Edmondson: How deep will Ford’s F1 involvement go?
Ford-Red Bull deal suggests American automakers have embraced F1
The Manhattan event also featured a bizarre moment where Stefano Domenicali was introduced on stage, only for F1’s CEO not to appear – despite the fact he was in the building, having flown in with Red Bull boss Christian Horner the day before. F1 explained Domenicali had not wanted to show favouritsm by appearing on stage during Red Bull’s Ford announcement, but his failure to show just added to the chaotic feeling of the whole show.
Whether fans liked the show itself or not, Red Bull’s decision to host in America was just another indication of F1’s booming popularity Stateside and it was great to see a team think outside the box for this type of launch event, which would ordinarily have been held somewhere in the UK.
AlphaTauri’s launch was on the opposite end of the time scale, with the team showing a quick flash of its car, flanked by Yuki Tsunoda and his rookie teammate Nyck de Vries, before the feed ended almost as quickly as it had started.
Where’s all the paint gone?
One notable feature of all liveries this year is how many cars feature large areas of black on them, where teams have stripped back the paint to the bare carbon fibre underneath. With car weight a crucial consideration under the new regulations teams are looking to make savings wherever they can.
Mercedes’ return to an all-black look was the most notable example of weight saving, but Alfa Romeo also took a lot of paintwork off its stunning C43.
Some fans voiced concern about whether black would feature more and more on cars going forward, although it is unlikely to get much more extreme than for this year.
“I think there’s a limit to that,” Alpine technical boss Matt Harman said about the paint stripping. “The cars need to look good and they need to look good for our sponsors.
“We’ve reached a limit now, we wouldn’t go any further. I think we’d start looking at different paint technologies, we’ve got some good partners there and we’d look at that next and see if there’s something we can do there instead of just taking paint off the car”.
Are there any radical new car designs?
It’s always tough to read into car launches, as the vehicles which roll out on the opening morning are often vastly different to what the media and public are shown in the fortnight or so beforehand. Red Bull unveiled their “new” car in early February, but it was not the true car it will defend both F1 titles with this year. The Milton Keynes-based team is notorious for aggressively updating the car at this time of year and the design will be keenly analysed when it rolls out of the garage on the first day of preseason testing.
One team made headlines for the fact they didn’t have a radical new design, with Mercedes confirming at its launch it was sticking with the ‘zero sidepod’ concept which garnered so much attention last season. The car looked strikingly different to any other design or concept on the grid and Mercedes spent a large part of the season trying to tame its fast but erratic car. The former world champions did seem to be getting a handle on things at the end of the year and clearly comes into 2023 feeling invigorated in the belief it can return to title contention this season.
Will the stripped-back Mercedes take the team back to the front?
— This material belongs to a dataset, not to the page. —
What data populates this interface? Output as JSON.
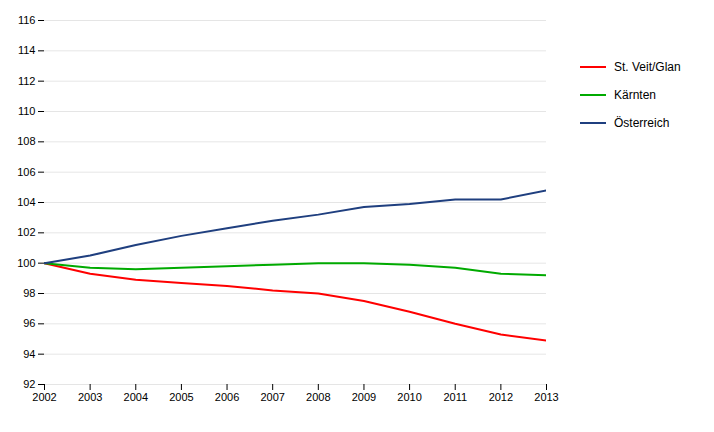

“I don’t believe we’ve ever been a team that copied other people,” Lewis Hamilton said at the launch. “We’ve always been of our own mind and always been a team that’s incredibly creative and innovative and like to do it our way. I think that’s worked in the past.”
Mercedes customer Aston Martin went the other way, with technical director Dan Fallows saying the 2023 version is 90 percent different to its 2022 predecessor. Fallows joined from Red Bull last year and it is perhaps not surprising that the AMR23 looks strikingly similar to the world championship winning car from late last year, although it is also not uncommon for car designs to converge around the benchmark team in Formula One.